今月の法話

平成13年12月

浄土宗をお開きくださった法然上人は、武家のお生まれでした。
9歳の時、お父様が夜討ちに遭うという悲運に遭遇されます。
瀕死のお父様は、当時勢至丸と呼ばれていた法然上人を呼び寄せ「決して私の仇を討ってはならない」と遺言されました。
武家が、仇を討つのは当たり前の時代でした。
その当たり前と違った言葉が今わの際にお父様の口から語られるのですが、そこにはものを見通す冷静さがあります。
日ごろから、いかに深く物事を考えておられたかが感じとれます。
「そのあだ世々につきかたかるべし」というのが現在にまで伝えられているお父様の言葉です。
つまり、「お前が仇を討てば、敵の子もお前を仇として狙うだろう。
もし、それが成されれば、お前の子もまた仇を討とうとする。
そうして同じことが繰り返され、果てしのない苦の世界を招くことになる」とおっしゃるのです。
これはなんでもない言葉ではありませんね。
「なぜ私は死ななければならないのだ」という状況下で、子に託した言葉なのです。
またそれを受け入れる法然上人の方も、お父様のお考えが理解できる家庭環境で育てられていたのだと思います。
法然上人は、後に「父の遺言忘れがたく」と述べられますが、この縁で出家し、ついには浄土の教えを日本の地に定着させられるのです。
考えてみれば、どれだけ悲しく、どれだけ苦しいスタ-トだったでしょう。
今、アメリカは報復と称して、仇討ちに邁進しています。
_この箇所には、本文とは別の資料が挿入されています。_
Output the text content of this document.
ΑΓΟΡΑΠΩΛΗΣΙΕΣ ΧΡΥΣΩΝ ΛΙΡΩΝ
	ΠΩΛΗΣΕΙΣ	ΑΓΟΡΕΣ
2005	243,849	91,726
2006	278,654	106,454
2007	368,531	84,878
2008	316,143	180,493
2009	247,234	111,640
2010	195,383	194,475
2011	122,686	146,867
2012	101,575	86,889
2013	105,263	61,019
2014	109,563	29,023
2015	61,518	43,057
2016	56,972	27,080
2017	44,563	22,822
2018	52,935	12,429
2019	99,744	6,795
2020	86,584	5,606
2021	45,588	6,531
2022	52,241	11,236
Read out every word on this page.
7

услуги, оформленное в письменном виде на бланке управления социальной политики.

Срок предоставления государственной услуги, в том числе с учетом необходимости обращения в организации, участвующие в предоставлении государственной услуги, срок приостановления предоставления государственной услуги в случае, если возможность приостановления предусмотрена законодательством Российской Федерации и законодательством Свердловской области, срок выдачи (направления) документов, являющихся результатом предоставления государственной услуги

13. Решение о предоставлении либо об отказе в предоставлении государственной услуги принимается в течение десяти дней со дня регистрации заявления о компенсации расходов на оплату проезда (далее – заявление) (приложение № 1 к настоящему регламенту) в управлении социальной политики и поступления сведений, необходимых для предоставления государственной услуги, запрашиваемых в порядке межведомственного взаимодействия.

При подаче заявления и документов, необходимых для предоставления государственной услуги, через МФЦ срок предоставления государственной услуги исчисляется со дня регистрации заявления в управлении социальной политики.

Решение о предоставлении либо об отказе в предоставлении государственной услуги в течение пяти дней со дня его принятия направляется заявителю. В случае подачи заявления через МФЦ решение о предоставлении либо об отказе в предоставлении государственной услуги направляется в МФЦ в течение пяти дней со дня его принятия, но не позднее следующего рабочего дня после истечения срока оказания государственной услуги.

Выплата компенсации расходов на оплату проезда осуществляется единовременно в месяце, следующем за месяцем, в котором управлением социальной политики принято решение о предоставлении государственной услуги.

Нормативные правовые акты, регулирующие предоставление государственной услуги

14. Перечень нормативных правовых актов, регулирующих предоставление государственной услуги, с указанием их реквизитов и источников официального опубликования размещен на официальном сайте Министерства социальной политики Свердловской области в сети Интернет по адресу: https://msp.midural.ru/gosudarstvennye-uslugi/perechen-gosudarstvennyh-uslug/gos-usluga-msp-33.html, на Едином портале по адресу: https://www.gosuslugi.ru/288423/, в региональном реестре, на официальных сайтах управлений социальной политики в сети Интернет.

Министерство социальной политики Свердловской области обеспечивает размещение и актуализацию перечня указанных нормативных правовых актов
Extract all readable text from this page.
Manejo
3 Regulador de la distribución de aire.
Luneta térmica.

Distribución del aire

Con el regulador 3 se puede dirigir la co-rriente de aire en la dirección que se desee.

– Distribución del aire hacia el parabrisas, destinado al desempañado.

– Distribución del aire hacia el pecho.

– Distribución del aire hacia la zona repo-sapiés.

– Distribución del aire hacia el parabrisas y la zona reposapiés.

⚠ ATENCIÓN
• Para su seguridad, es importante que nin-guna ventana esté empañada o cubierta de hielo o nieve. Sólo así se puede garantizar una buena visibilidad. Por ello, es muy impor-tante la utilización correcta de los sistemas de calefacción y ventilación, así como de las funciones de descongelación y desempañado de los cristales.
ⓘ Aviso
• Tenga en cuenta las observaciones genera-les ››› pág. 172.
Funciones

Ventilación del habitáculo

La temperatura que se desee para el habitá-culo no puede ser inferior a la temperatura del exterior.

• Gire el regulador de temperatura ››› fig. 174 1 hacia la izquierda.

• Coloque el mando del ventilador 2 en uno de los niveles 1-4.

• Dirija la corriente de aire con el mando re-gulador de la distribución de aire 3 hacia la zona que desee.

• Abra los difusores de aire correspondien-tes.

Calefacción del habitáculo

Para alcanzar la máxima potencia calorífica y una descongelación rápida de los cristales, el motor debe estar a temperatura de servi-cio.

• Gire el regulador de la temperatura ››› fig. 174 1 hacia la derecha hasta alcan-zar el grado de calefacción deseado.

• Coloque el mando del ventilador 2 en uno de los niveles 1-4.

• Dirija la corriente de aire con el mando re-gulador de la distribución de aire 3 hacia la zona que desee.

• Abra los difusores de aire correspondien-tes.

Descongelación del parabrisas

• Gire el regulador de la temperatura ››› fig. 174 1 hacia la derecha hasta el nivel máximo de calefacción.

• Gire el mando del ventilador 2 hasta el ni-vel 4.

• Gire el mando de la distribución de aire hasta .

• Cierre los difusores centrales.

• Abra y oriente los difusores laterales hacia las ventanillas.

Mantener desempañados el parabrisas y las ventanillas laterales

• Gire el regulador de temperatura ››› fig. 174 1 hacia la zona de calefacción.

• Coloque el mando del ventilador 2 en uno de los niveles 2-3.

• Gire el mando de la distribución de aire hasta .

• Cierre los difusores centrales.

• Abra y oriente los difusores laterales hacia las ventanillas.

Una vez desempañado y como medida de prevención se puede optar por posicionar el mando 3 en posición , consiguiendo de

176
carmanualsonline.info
果てしのない苦の世界に浸ろうとしています。
しかも、何の罪も科(とが)もない人たちを巻き込んでいることに、どうして気が付かないのでしょう。
過去の歴史から、何も学ばなかったリーダーたちの罪は大きいと思います。
そして、日本の83%の人がそれを仕方のないことと受け止めていることも問題です。
せめて、浄土の教えを受けた人は「それは間違いだ」と言えるようになってもらいたいと思います。
800年の昔、耐え難い苦しみを乗り越え、敵も味方もない、誰もが救われていくお念仏の道をお弘め下さった方が、現実におられたことを忘れてはなりません。
それを思う時、私は一味もふた味も違ったお念仏が心に沁みて来ます。
法然上人の伝記は、夜討ちをかけた子孫たちがこぞって、念仏の信者になったとも伝えています。